Novel pnicogen bonding interactions with silylene as an electron donor: covalency, unusual substituent effects and new mechanisms

Abstract

An analogue of carbene, singlet silylene (H₃PN)₂Si, was paired with the mono-substituted phosphines XH₂Y (X = P, As, and Sb; Y = F, Cl, Br, and I) to form unconventional pnicogen-bonded complexes. All structures have C_s symmetry except the Sb complex, showing a deviation from this symmetry due to the coexistence of H⋯H interactions. The P and As complexes have different geometries from conventional pnicogen-bonded ones because the Y–X⋯Si line shows a large deviation from the molecular plane composed of two N atoms and one Si atom of (H₃PN)₂Si. This deviation can be attributed to a new formation mechanism of the pnicogen bond due to the combined result of the LP_Si → BD*_X–Y and LP_X → LP*_Si orbital interactions. Generally, the pnicogen bond becomes stronger in the order of F < Cl < Br < I and weaker in the order of P > As > Sb, exhibiting an unexpected substitution effect and dependence on the nature of the pnicogen atom.
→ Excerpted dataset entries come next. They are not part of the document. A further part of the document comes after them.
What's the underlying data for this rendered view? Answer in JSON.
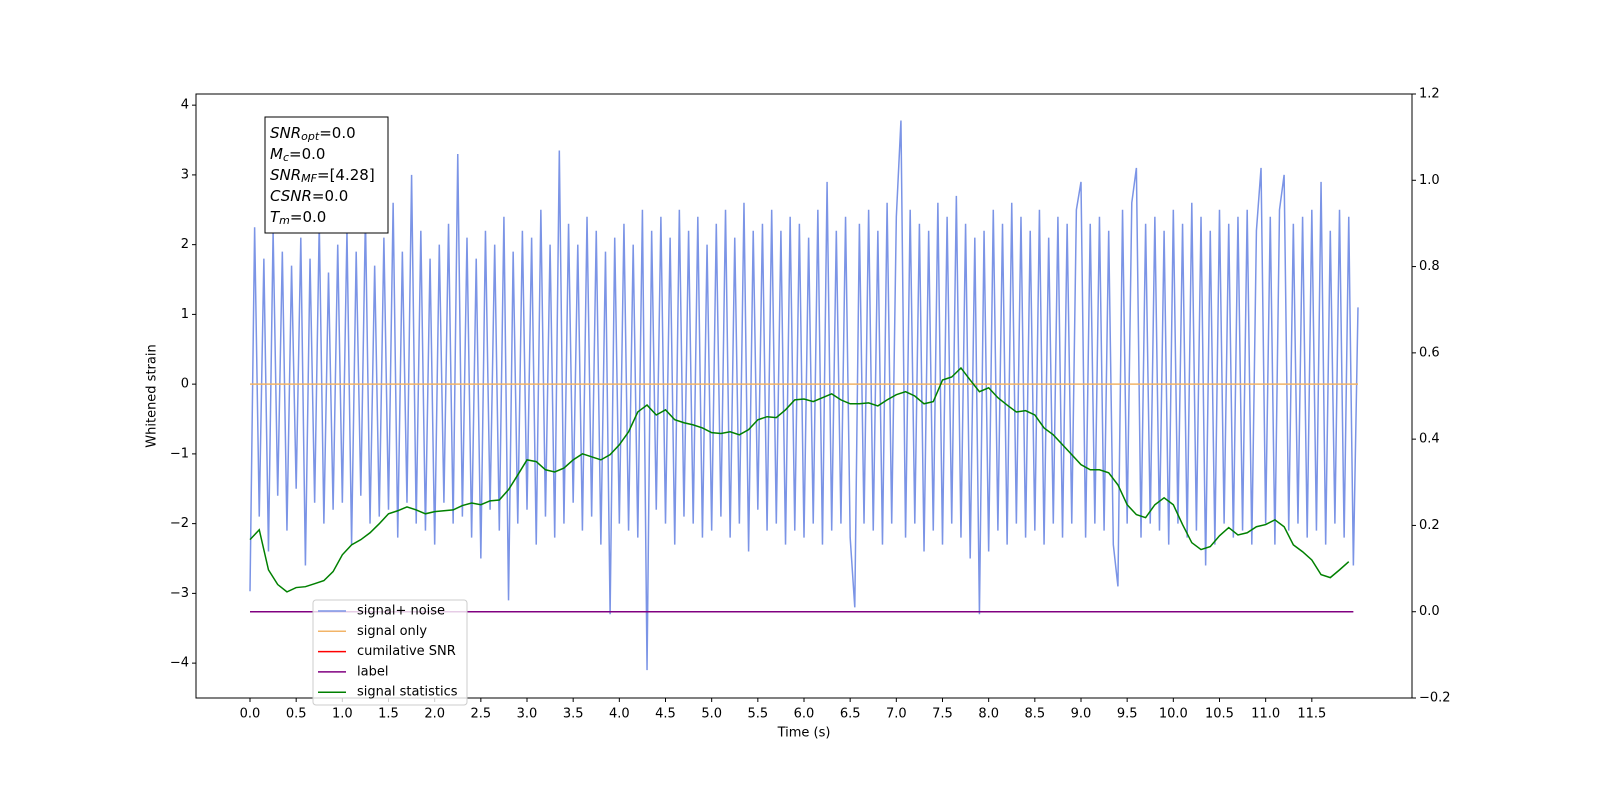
{
  "chart_data": {
    "type": "line",
    "xlabel": "Time (s)",
    "ylabel": "Whitened strain",
    "xlim": [
      -0.585,
      12.585
    ],
    "ylim": [
      -4.5,
      4.16
    ],
    "y2lim": [
      -0.2,
      1.2
    ],
    "xticks": [
      {
        "value": 0,
        "label": "0.0"
      },
      {
        "value": 0.5,
        "label": "0.5"
      },
      {
        "value": 1,
        "label": "1.0"
      },
      {
        "value": 1.5,
        "label": "1.5"
      },
      {
        "value": 2,
        "label": "2.0"
      },
      {
        "value": 2.5,
        "label": "2.5"
      },
      {
        "value": 3,
        "label": "3.0"
      },
      {
        "value": 3.5,
        "label": "3.5"
      },
      {
        "value": 4,
        "label": "4.0"
      },
      {
        "value": 4.5,
        "label": "4.5"
      },
      {
        "value": 5,
        "label": "5.0"
      },
      {
        "value": 5.5,
        "label": "5.5"
      },
      {
        "value": 6,
        "label": "6.0"
      },
      {
        "value": 6.5,
        "label": "6.5"
      },
      {
        "value": 7,
        "label": "7.0"
      },
      {
        "value": 7.5,
        "label": "7.5"
      },
      {
        "value": 8,
        "label": "8.0"
      },
      {
        "value": 8.5,
        "label": "8.5"
      },
      {
        "value": 9,
        "label": "9.0"
      },
      {
        "value": 9.5,
        "label": "9.5"
      },
      {
        "value": 10,
        "label": "10.0"
      },
      {
        "value": 10.5,
        "label": "10.5"
      },
      {
        "value": 11,
        "label": "11.0"
      },
      {
        "value": 11.5,
        "label": "11.5"
      }
    ],
    "yticks": [
      4,
      3,
      2,
      1,
      0,
      {
        "value": -1,
        "label": "−1"
      },
      {
        "value": -2,
        "label": "−2"
      },
      {
        "value": -3,
        "label": "−3"
      },
      {
        "value": -4,
        "label": "−4"
      }
    ],
    "y2ticks": [
      {
        "value": -0.2,
        "label": "−0.2"
      },
      {
        "value": 0,
        "label": "0.0"
      },
      {
        "value": 0.2,
        "label": "0.2"
      },
      {
        "value": 0.4,
        "label": "0.4"
      },
      {
        "value": 0.6,
        "label": "0.6"
      },
      {
        "value": 0.8,
        "label": "0.8"
      },
      {
        "value": 1,
        "label": "1.0"
      },
      {
        "value": 1.2,
        "label": "1.2"
      }
    ],
    "legend_loc": "lower left",
    "annotation": [
      {
        "main": "SNR",
        "sub": "opt",
        "text": "=0.0"
      },
      {
        "main": "M",
        "sub": "c",
        "text": "=0.0"
      },
      {
        "main": "SNR",
        "sub": "MF",
        "text": "=[4.28]"
      },
      {
        "main": "CSNR",
        "text": "=0.0"
      },
      {
        "main": "T",
        "sub": "m",
        "text": "=0.0"
      }
    ],
    "series": [
      {
        "name": "signal+ noise",
        "color": "#7b94e6",
        "x": [
          0,
          0.05,
          0.1,
          0.15,
          0.2,
          0.25,
          0.3,
          0.35,
          0.4,
          0.45,
          0.5,
          0.55,
          0.6,
          0.65,
          0.7,
          0.75,
          0.8,
          0.85,
          0.9,
          0.95,
          1,
          1.05,
          1.1,
          1.15,
          1.2,
          1.25,
          1.3,
          1.35,
          1.4,
          1.45,
          1.5,
          1.55,
          1.6,
          1.65,
          1.7,
          1.75,
          1.8,
          1.85,
          1.9,
          1.95,
          2,
          2.05,
          2.1,
          2.15,
          2.2,
          2.25,
          2.3,
          2.35,
          2.4,
          2.45,
          2.5,
          2.55,
          2.6,
          2.65,
          2.7,
          2.75,
          2.8,
          2.85,
          2.9,
          2.95,
          3,
          3.05,
          3.1,
          3.15,
          3.2,
          3.25,
          3.3,
          3.35,
          3.4,
          3.45,
          3.5,
          3.55,
          3.6,
          3.65,
          3.7,
          3.75,
          3.8,
          3.85,
          3.9,
          3.95,
          4,
          4.05,
          4.1,
          4.15,
          4.2,
          4.25,
          4.3,
          4.35,
          4.4,
          4.45,
          4.5,
          4.55,
          4.6,
          4.65,
          4.7,
          4.75,
          4.8,
          4.85,
          4.9,
          4.95,
          5,
          5.05,
          5.1,
          5.15,
          5.2,
          5.25,
          5.3,
          5.35,
          5.4,
          5.45,
          5.5,
          5.55,
          5.6,
          5.65,
          5.7,
          5.75,
          5.8,
          5.85,
          5.9,
          5.95,
          6,
          6.05,
          6.1,
          6.15,
          6.2,
          6.25,
          6.3,
          6.35,
          6.4,
          6.45,
          6.5,
          6.55,
          6.6,
          6.65,
          6.7,
          6.75,
          6.8,
          6.85,
          6.9,
          6.95,
          7,
          7.05,
          7.1,
          7.15,
          7.2,
          7.25,
          7.3,
          7.35,
          7.4,
          7.45,
          7.5,
          7.55,
          7.6,
          7.65,
          7.7,
          7.75,
          7.8,
          7.85,
          7.9,
          7.95,
          8,
          8.05,
          8.1,
          8.15,
          8.2,
          8.25,
          8.3,
          8.35,
          8.4,
          8.45,
          8.5,
          8.55,
          8.6,
          8.65,
          8.7,
          8.75,
          8.8,
          8.85,
          8.9,
          8.95,
          9,
          9.05,
          9.1,
          9.15,
          9.2,
          9.25,
          9.3,
          9.35,
          9.4,
          9.45,
          9.5,
          9.55,
          9.6,
          9.65,
          9.7,
          9.75,
          9.8,
          9.85,
          9.9,
          9.95,
          10,
          10.05,
          10.1,
          10.15,
          10.2,
          10.25,
          10.3,
          10.35,
          10.4,
          10.45,
          10.5,
          10.55,
          10.6,
          10.65,
          10.7,
          10.75,
          10.8,
          10.85,
          10.9,
          10.95,
          11,
          11.05,
          11.1,
          11.15,
          11.2,
          11.25,
          11.3,
          11.35,
          11.4,
          11.45,
          11.5,
          11.55,
          11.6,
          11.65,
          11.7,
          11.75,
          11.8,
          11.85,
          11.9,
          11.95,
          12
        ],
        "values": [
          -2.97,
          2.25,
          -1.9,
          1.8,
          -2.4,
          2.2,
          -1.6,
          1.9,
          -2.1,
          1.7,
          -1.5,
          2.1,
          -2.6,
          1.8,
          -1.7,
          2.3,
          -2.0,
          1.6,
          -1.8,
          2.0,
          -1.7,
          2.2,
          -2.3,
          1.9,
          -1.6,
          2.4,
          -2.0,
          1.7,
          -1.9,
          2.1,
          -1.8,
          2.6,
          -2.2,
          1.9,
          -1.7,
          3.0,
          -2.0,
          2.2,
          -2.1,
          1.8,
          -2.3,
          2.0,
          -1.7,
          2.3,
          -2.0,
          3.3,
          -1.9,
          2.1,
          -2.2,
          1.8,
          -2.5,
          2.2,
          -1.8,
          2.0,
          -2.1,
          2.4,
          -3.1,
          1.9,
          -2.0,
          2.2,
          -1.8,
          2.1,
          -2.3,
          2.5,
          -1.9,
          2.0,
          -2.2,
          3.35,
          -2.0,
          2.3,
          -1.7,
          2.0,
          -2.1,
          2.4,
          -1.9,
          2.2,
          -2.3,
          1.9,
          -3.3,
          2.1,
          -2.0,
          2.3,
          -2.1,
          2.0,
          -2.2,
          2.5,
          -4.1,
          2.2,
          -1.8,
          2.4,
          -2.0,
          2.1,
          -2.3,
          2.5,
          -1.9,
          2.2,
          -2.0,
          2.4,
          -2.2,
          2.0,
          -2.1,
          2.3,
          -1.9,
          2.5,
          -2.2,
          2.1,
          -2.0,
          2.6,
          -2.4,
          2.2,
          -1.8,
          2.3,
          -2.1,
          2.5,
          -2.0,
          2.2,
          -2.3,
          2.4,
          -2.1,
          2.3,
          -2.2,
          2.1,
          -2.0,
          2.5,
          -2.3,
          2.9,
          -2.1,
          2.2,
          -2.0,
          2.4,
          -2.2,
          -3.2,
          2.3,
          -2.0,
          2.5,
          -2.1,
          2.2,
          -2.3,
          2.6,
          -2.0,
          2.4,
          3.78,
          -2.2,
          2.5,
          -2.0,
          2.3,
          -2.4,
          2.2,
          -2.1,
          2.6,
          -2.3,
          2.4,
          -2.0,
          2.7,
          -2.2,
          2.3,
          -2.5,
          2.1,
          -3.3,
          2.2,
          -2.4,
          2.5,
          -2.1,
          2.3,
          -2.3,
          2.6,
          -2.0,
          2.4,
          -2.2,
          2.2,
          -2.1,
          2.5,
          -2.3,
          2.1,
          -2.0,
          2.4,
          -2.2,
          2.3,
          -2.0,
          2.5,
          2.9,
          -2.2,
          2.3,
          -2.0,
          2.4,
          -2.1,
          2.2,
          -2.3,
          -2.9,
          2.5,
          -2.0,
          2.6,
          3.1,
          -2.2,
          2.3,
          -2.0,
          2.4,
          -2.1,
          2.2,
          -2.3,
          2.5,
          -2.0,
          2.3,
          -2.2,
          2.6,
          -2.1,
          2.4,
          -2.6,
          2.2,
          -2.3,
          2.5,
          -2.0,
          2.3,
          -2.2,
          2.4,
          -2.1,
          2.5,
          -2.3,
          2.2,
          3.1,
          -2.0,
          2.4,
          -2.3,
          2.5,
          3.0,
          -2.1,
          2.3,
          -2.0,
          2.4,
          -2.2,
          2.5,
          -2.1,
          2.9,
          -2.3,
          2.2,
          -2.0,
          2.5,
          -2.2,
          2.4,
          -2.6,
          1.1
        ]
      },
      {
        "name": "signal only",
        "color": "#f2b468",
        "x": [
          0,
          12
        ],
        "values": [
          0,
          0
        ]
      },
      {
        "name": "cumilative SNR",
        "color": "#ff0000",
        "x": [],
        "values": []
      },
      {
        "name": "label",
        "color": "#800080",
        "axis": "y2",
        "x": [
          0,
          11.95
        ],
        "values": [
          0,
          0
        ]
      },
      {
        "name": "signal statistics",
        "color": "#008000",
        "axis": "y2",
        "x": [
          0,
          0.1,
          0.2,
          0.3,
          0.4,
          0.5,
          0.6,
          0.7,
          0.8,
          0.9,
          1,
          1.1,
          1.2,
          1.3,
          1.4,
          1.5,
          1.6,
          1.7,
          1.8,
          1.9,
          2,
          2.1,
          2.2,
          2.3,
          2.4,
          2.5,
          2.6,
          2.7,
          2.8,
          2.9,
          3,
          3.1,
          3.2,
          3.3,
          3.4,
          3.5,
          3.6,
          3.7,
          3.8,
          3.9,
          4,
          4.1,
          4.2,
          4.3,
          4.4,
          4.5,
          4.6,
          4.7,
          4.8,
          4.9,
          5,
          5.1,
          5.2,
          5.3,
          5.4,
          5.5,
          5.6,
          5.7,
          5.8,
          5.9,
          6,
          6.1,
          6.2,
          6.3,
          6.4,
          6.5,
          6.6,
          6.7,
          6.8,
          6.9,
          7,
          7.1,
          7.2,
          7.3,
          7.4,
          7.5,
          7.6,
          7.7,
          7.8,
          7.9,
          8,
          8.1,
          8.2,
          8.3,
          8.4,
          8.5,
          8.6,
          8.7,
          8.8,
          8.9,
          9,
          9.1,
          9.2,
          9.3,
          9.4,
          9.5,
          9.6,
          9.7,
          9.8,
          9.9,
          10,
          10.1,
          10.2,
          10.3,
          10.4,
          10.5,
          10.6,
          10.7,
          10.8,
          10.9,
          11,
          11.1,
          11.2,
          11.3,
          11.4,
          11.5,
          11.6,
          11.7,
          11.8,
          11.9
        ],
        "values": [
          0.167,
          0.19,
          0.097,
          0.063,
          0.046,
          0.056,
          0.058,
          0.065,
          0.072,
          0.093,
          0.132,
          0.155,
          0.167,
          0.183,
          0.204,
          0.227,
          0.234,
          0.243,
          0.236,
          0.227,
          0.232,
          0.234,
          0.236,
          0.246,
          0.252,
          0.248,
          0.257,
          0.259,
          0.283,
          0.317,
          0.352,
          0.348,
          0.329,
          0.324,
          0.333,
          0.352,
          0.366,
          0.359,
          0.352,
          0.364,
          0.387,
          0.417,
          0.463,
          0.479,
          0.456,
          0.468,
          0.445,
          0.438,
          0.433,
          0.426,
          0.415,
          0.413,
          0.417,
          0.41,
          0.422,
          0.445,
          0.452,
          0.45,
          0.468,
          0.491,
          0.493,
          0.487,
          0.496,
          0.505,
          0.491,
          0.482,
          0.482,
          0.484,
          0.477,
          0.491,
          0.503,
          0.51,
          0.5,
          0.482,
          0.487,
          0.537,
          0.544,
          0.565,
          0.537,
          0.51,
          0.519,
          0.496,
          0.479,
          0.463,
          0.466,
          0.456,
          0.426,
          0.41,
          0.387,
          0.364,
          0.341,
          0.329,
          0.329,
          0.322,
          0.294,
          0.248,
          0.225,
          0.218,
          0.248,
          0.264,
          0.248,
          0.202,
          0.16,
          0.144,
          0.151,
          0.176,
          0.195,
          0.178,
          0.183,
          0.197,
          0.202,
          0.213,
          0.197,
          0.155,
          0.139,
          0.12,
          0.086,
          0.079,
          0.097,
          0.116
        ]
      }
    ]
  }
}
These orders are inconsistent with the MEP on the X atom but can be better explained by the above orbital interactions. The Si⋯X interaction displays a character of covalent or partially covalent interaction, evidenced by the high interaction energy of −59.9 to −105.4 kJ mol⁻¹ as well as the negative energy density and the great charge transfer.